アナリスト/アソシエイトの歩み方
アナリスト/アソシエイトの歩み方
コンサルタントの職位は、アナリスト/アソシエイト、コンサルタント、シニアコンサルタント、マネージャー、シニアマネージャー/ディレクター、パートナーの6つに大きく分けることができます。各職位はファームによって呼び名が異なりますし、アソシエイトとコンサルタントの間に、シニアアソシエイトといった職位を置いているファームもありますので、おおよその分類と解釈していただければ幸いです。
今回は、その中でも「アナリスト/アソシエイト」について、その役割やパフォームするための心構えや行動などを紹介します。
この記事をお読みいただくことで、コンサル業界に興味がある方にとってはアナリスト/アソシエイトがどのような職位なのかを把握できると思いますし、これからコンサル業界で働く方にとっては働く上で気をつけるべきことや心がけることの具体的なイメージが湧くと思います。
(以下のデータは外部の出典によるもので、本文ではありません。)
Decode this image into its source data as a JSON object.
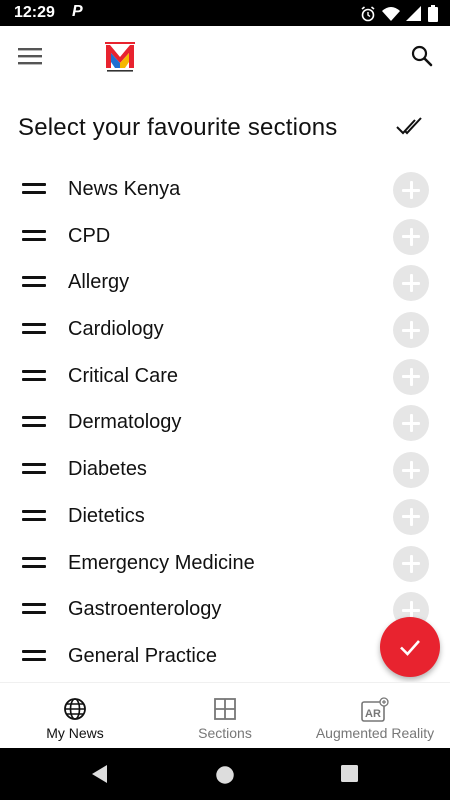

また、既にコンサル業界で働いている方にとっても、今抱えている課題のヒントを得ていただけるよう、アナリスト/アソシエイトについて解説します。
アナリスト/アソシエイトの役割
コンサルティングファームに新卒で入って最初の職位がアナリスト/アソシエイトです。中途入社であってもコンサル未経験の若手であればこのポジションからスタートします。
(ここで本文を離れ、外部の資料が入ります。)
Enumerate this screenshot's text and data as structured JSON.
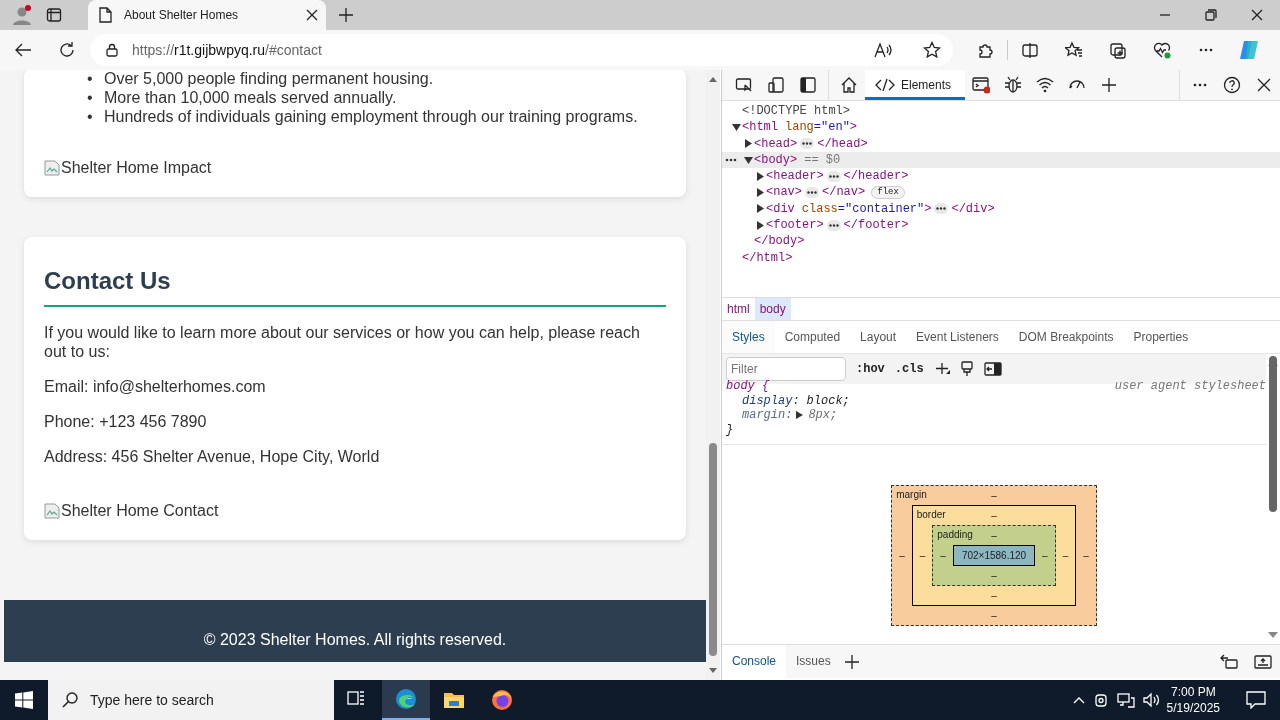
{
  "browser": {
    "tabs": [
      {
        "title": "About Shelter Homes",
        "selected": true
      }
    ],
    "url": {
      "scheme": "https://",
      "host": "r1t.gijbwpyq.ru",
      "path": "/#contact"
    }
  },
  "page": {
    "impact_list": [
      {
        "marker": "•",
        "text": "Over 5,000 people finding permanent housing."
      },
      {
        "marker": "•",
        "text": "More than 10,000 meals served annually."
      },
      {
        "marker": "•",
        "text": "Hundreds of individuals gaining employment through our training programs."
      }
    ],
    "impact_image_alt": "Shelter Home Impact",
    "contact": {
      "heading": "Contact Us",
      "intro": "If you would like to learn more about our services or how you can help, please reach out to us:",
      "details": [
        "Email: info@shelterhomes.com",
        "Phone: +123 456 7890",
        "Address: 456 Shelter Avenue, Hope City, World"
      ],
      "image_alt": "Shelter Home Contact"
    },
    "footer": "© 2023 Shelter Homes. All rights reserved."
  },
  "devtools": {
    "tabs": [
      {
        "label": "Elements",
        "selected": true
      }
    ],
    "dom_tree": [
      {
        "start": [
          {
            "text": "<!DOCTYPE html>",
            "kind": "plain"
          }
        ],
        "selected": false
      },
      {
        "start": [
          {
            "text": "<html",
            "kind": "tag"
          },
          {
            "text": "lang",
            "kind": "attr"
          },
          {
            "text": "=\"en\"",
            "kind": "value"
          },
          {
            "text": ">",
            "kind": "tag"
          }
        ],
        "expanded": true,
        "selected": false,
        "end": "</html>",
        "children": [
          {
            "start": [
              {
                "text": "<head>",
                "kind": "tag"
              }
            ],
            "expanded": false,
            "selected": false,
            "end": "</head>"
          },
          {
            "start": [
              {
                "text": "<body>",
                "kind": "tag"
              }
            ],
            "suffix": "== $0",
            "expanded": true,
            "selected": true,
            "end": "</body>",
            "children": [
              {
                "start": [
                  {
                    "text": "<header>",
                    "kind": "tag"
                  }
                ],
                "expanded": false,
                "selected": false,
                "end": "</header>"
              },
              {
                "start": [
                  {
                    "text": "<nav>",
                    "kind": "tag"
                  }
                ],
                "expanded": false,
                "selected": false,
                "end": "</nav>",
                "badge": "flex"
              },
              {
                "start": [
                  {
                    "text": "<div",
                    "kind": "tag"
                  },
                  {
                    "text": "class",
                    "kind": "attr"
                  },
                  {
                    "text": "=\"container\"",
                    "kind": "value"
                  },
                  {
                    "text": ">",
                    "kind": "tag"
                  }
                ],
                "expanded": false,
                "selected": false,
                "end": "</div>"
              },
              {
                "start": [
                  {
                    "text": "<footer>",
                    "kind": "tag"
                  }
                ],
                "expanded": false,
                "selected": false,
                "end": "</footer>"
              }
            ]
          }
        ]
      }
    ],
    "breadcrumbs": [
      {
        "label": "html",
        "selected": false
      },
      {
        "label": "body",
        "selected": true
      }
    ],
    "panel_tabs": [
      {
        "label": "Styles",
        "selected": true
      },
      {
        "label": "Computed",
        "selected": false
      },
      {
        "label": "Layout",
        "selected": false
      },
      {
        "label": "Event Listeners",
        "selected": false
      },
      {
        "label": "DOM Breakpoints",
        "selected": false
      },
      {
        "label": "Properties",
        "selected": false
      }
    ],
    "filter": {
      "placeholder": "Filter"
    },
    "toggles": [
      ":hov",
      ".cls"
    ],
    "rule": {
      "selector": "body {",
      "source": "user agent stylesheet",
      "declarations": [
        {
          "property": "display:",
          "value": "block;",
          "overridden": false
        },
        {
          "property": "margin:",
          "value": "8px;",
          "overridden": true
        }
      ],
      "close": "}"
    },
    "box_model": {
      "margin": {
        "label": "margin",
        "top": "–",
        "right": "–",
        "bottom": "–",
        "left": "–"
      },
      "border": {
        "label": "border",
        "top": "–",
        "right": "–",
        "bottom": "–",
        "left": "–"
      },
      "padding": {
        "label": "padding",
        "top": "–",
        "right": "–",
        "bottom": "–",
        "left": "–"
      },
      "content": "702×1586.120"
    },
    "drawer_tabs": [
      {
        "label": "Console",
        "selected": true
      },
      {
        "label": "Issues",
        "selected": false
      }
    ]
  },
  "taskbar": {
    "search_placeholder": "Type here to search",
    "apps": [
      {
        "kind": "task-view",
        "active": false
      },
      {
        "kind": "edge",
        "active": true
      },
      {
        "kind": "files",
        "active": false
      },
      {
        "kind": "firefox",
        "active": false
      }
    ],
    "time": "7:00 PM",
    "date": "5/19/2025"
  }
}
アナリスト/アソシエイトのイメージを一言で言うと、「コンサル見習い」です。
チームの中の役割は、他のメンバーの補佐として、リサーチや分析、議事録、資料作成などの指示されたタスクをこなすことです。クライアントと直接話すこともありますが、基本的にはチームのメンバーとのコミュニケーションを取りながら仕事を進めます。
このように書くと「雑用」のような印象を受けるかもしれません。確かに、一人前のコンサルタントになるための「下積み」という位置づけではありますが、任される仕事は決して軽いものばかりではありませんし、目の前のタスクとそのタスクが生まれた背景と真剣に向き合い、頭と手を動かしバリューを発揮することが求められます。
アナリスト/アソシエイトが持つべき心構え
続いて、アナリスト/アソシエイトとしてパフォームするための心構えを紹介したいと思います。これらは私自身の経験や、現役コンサルタントの方々と伴走する中で得た知見をまとめたものです。
【アナリスト/アソシエイトが持つべき心構え】
- 目の前の仕事に愚直に取り組む
- 先回りと心配りを意識する
- コンサルの考え方や仕事への取り組み方に慣れる
- 任せられたタスクは時間内に完遂できるようにする
順に説明します。
1.目の前の仕事に愚直に取り組む
これは当たり前のことに思えますが、いわゆるコンサルタントという職業に対して、「論理でスマートに解決していく」「あまり泥臭いこととは無縁である」というようなイメージを持っている方もいらっしゃると思います。
アナリスト/アソシエイトはまだコンサルタントになって日が浅く、このような考えを持ったまま仕事に取り組んでしまうケースも珍しく有りません。例えば、指示されたことに対して、「もっと他にやるべきことがあるのではないか」とか「私がやりたいことはこんなことではない」と考えてしまい、タスクに全力を尽くせないことがあります。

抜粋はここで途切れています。